Arkadaşlarımıza günün sonunda neler hissettiklerini, nasıl olduklarını sorduk? Neler hissettiklerini birlikte okuyalım…
Perihan: Bugün UİD-DER’le birlikte bir araya geldik. Çok güzel, çok heyecanlıydı. Müzikler, şiirler ve biraz da kısır… Sorunlarımızı konuştuk ama çözümlerini de… Çok güzeldi. Ben en büyük çözümün bir araya gelmekten, sesimizi çıkarmaktan, kendimizi duyurmaktan geçtiğine inanıyorum. Savaşın, yoksulluğun, işsizliğin, kadına şiddetin cinayetlerin son bulacağına bugün daha da inancım büyüdü. Bu tarz etkinliklerle bir araya gelmelerin devamını diliyorum.
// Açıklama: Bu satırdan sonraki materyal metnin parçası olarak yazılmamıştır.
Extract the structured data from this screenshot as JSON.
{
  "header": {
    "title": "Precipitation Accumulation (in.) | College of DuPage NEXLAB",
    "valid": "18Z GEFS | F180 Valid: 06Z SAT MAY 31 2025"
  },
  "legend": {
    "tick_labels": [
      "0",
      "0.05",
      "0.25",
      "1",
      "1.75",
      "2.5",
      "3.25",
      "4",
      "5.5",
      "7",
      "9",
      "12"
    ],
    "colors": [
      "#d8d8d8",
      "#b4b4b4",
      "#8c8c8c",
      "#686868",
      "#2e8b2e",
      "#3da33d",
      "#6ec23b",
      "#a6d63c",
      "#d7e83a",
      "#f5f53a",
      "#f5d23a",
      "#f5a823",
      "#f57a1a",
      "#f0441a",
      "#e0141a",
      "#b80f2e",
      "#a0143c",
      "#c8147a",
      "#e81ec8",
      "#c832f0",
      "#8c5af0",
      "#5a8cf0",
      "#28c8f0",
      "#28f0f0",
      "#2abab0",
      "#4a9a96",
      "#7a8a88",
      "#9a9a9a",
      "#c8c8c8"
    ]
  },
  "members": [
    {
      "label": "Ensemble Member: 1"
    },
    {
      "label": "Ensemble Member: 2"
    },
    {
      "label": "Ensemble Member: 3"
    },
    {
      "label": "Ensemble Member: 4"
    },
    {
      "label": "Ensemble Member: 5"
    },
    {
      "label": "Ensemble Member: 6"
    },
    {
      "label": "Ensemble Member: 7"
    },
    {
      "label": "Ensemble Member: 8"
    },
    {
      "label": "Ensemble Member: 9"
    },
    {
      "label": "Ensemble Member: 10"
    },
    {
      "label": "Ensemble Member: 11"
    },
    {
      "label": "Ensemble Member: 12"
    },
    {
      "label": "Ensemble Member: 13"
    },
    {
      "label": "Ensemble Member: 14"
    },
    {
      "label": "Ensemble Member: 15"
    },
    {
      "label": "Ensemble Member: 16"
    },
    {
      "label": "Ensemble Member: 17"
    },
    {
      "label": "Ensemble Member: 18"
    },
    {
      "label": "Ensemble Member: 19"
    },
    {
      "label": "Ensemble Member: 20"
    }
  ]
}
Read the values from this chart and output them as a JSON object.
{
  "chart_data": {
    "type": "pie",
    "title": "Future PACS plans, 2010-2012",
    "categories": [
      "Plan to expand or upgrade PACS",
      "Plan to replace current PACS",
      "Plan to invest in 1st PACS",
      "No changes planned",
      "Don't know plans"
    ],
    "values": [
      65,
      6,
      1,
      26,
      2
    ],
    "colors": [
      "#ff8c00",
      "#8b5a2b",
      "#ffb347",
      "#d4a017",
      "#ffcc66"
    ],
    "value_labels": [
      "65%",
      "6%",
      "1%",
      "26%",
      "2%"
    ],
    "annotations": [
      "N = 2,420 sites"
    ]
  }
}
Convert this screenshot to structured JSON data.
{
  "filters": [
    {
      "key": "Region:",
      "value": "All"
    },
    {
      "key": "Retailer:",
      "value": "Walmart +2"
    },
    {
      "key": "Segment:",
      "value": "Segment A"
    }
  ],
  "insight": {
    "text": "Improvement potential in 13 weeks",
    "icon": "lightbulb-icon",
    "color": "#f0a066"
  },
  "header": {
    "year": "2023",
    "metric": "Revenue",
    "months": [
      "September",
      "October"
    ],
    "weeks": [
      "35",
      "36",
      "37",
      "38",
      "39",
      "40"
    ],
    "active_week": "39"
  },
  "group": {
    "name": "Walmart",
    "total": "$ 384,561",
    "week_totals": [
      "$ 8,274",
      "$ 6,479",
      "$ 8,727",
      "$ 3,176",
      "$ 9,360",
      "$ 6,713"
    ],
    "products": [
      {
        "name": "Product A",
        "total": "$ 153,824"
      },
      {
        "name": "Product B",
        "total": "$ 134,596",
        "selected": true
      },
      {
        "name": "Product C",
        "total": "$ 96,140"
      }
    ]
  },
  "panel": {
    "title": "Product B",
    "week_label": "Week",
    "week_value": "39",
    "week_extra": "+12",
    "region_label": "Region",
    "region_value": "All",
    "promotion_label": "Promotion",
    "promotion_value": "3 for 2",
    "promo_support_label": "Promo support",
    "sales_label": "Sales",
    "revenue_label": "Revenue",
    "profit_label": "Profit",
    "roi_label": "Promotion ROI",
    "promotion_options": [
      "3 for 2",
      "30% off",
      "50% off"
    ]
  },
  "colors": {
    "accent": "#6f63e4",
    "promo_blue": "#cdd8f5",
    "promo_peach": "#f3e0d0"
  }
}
İsmail: Kısır bahane sorunları konuşmak, dertleşmek, içimizdekileri dökmek şahane... Kendimi bildim bileli umutsuzluk içinde olan ben, umut etmeyi tekrar tekrar umut etmeyi başardım. Teşekkürler UİD-DER.
Şenay: Bugün burada olmaktan gurur duyuyorum. Çok güzel bir gündü. Geleceğe umutla bakıyoruz.
Murat: Kaybolan ümitlerimin yeniden yeşermesini sağladığın için teşekkürler UİD-DER.
Gülse: Şarkılar, şiirler çok çok iyiydi. Sizler daha iyisiniz. Sizi çok sevdim.
Umut:
Bakıyorum…
Aslında bakmak için değil
Görmek için bakıyorum…
Karanlığa ve derinden gelen çığlığa
Bu sese…
Çoğalıyoruz ve karanlığı azaltmaya bir mum olmaya gidiyoruz…
Gelin… Kalkın artık
Umuda…
Fırat: İlk defa katıldığım gençlik buluşmasında gördüğüm ve önemli olan hissettiğim duygular tarif edilemez. Gençlerde umut, mücadele ve direniş ruhunu görünce daha çok umutlandım. Asla yalnız olmadığımız ve örgütlü bir yerde olduğumu hissettim.
Demet: Katıldığım için çok mutluyum. Güzel zaman geçirmek, sizlerin söylemiş, anlatmış olduğunuz bilgilerden yola çıkarak birlik ve beraberlik içinde hareket etmek gerçekten yaşamımıza renk katıyor. Hep beraber yapılan her şey bir gün bizleri aydınlatacak.
Gül: İnsan kendi karanlığında yitip gitmemek için bir ses, bir hareket, kısacası bir insan ister hayatında. Çünkü bilir tek başınaysa aslında hiçbir şeydir. İşte böyle zamanlarda UİD-DER gibi örgütlü bir çatının altında olmak şüphesiz ki bu sisteme yapabileceğimiz en büyük darbedir. Bu çatının altında olduğum için çoğu insandan çok daha şanslı olduğumu düşünüyorum. Çünkü biliyorum ki ben karanlık diye tabir ettiğimiz dünyada yalnız değilim. “Karanlığa küfredeceğine bir mum yak.”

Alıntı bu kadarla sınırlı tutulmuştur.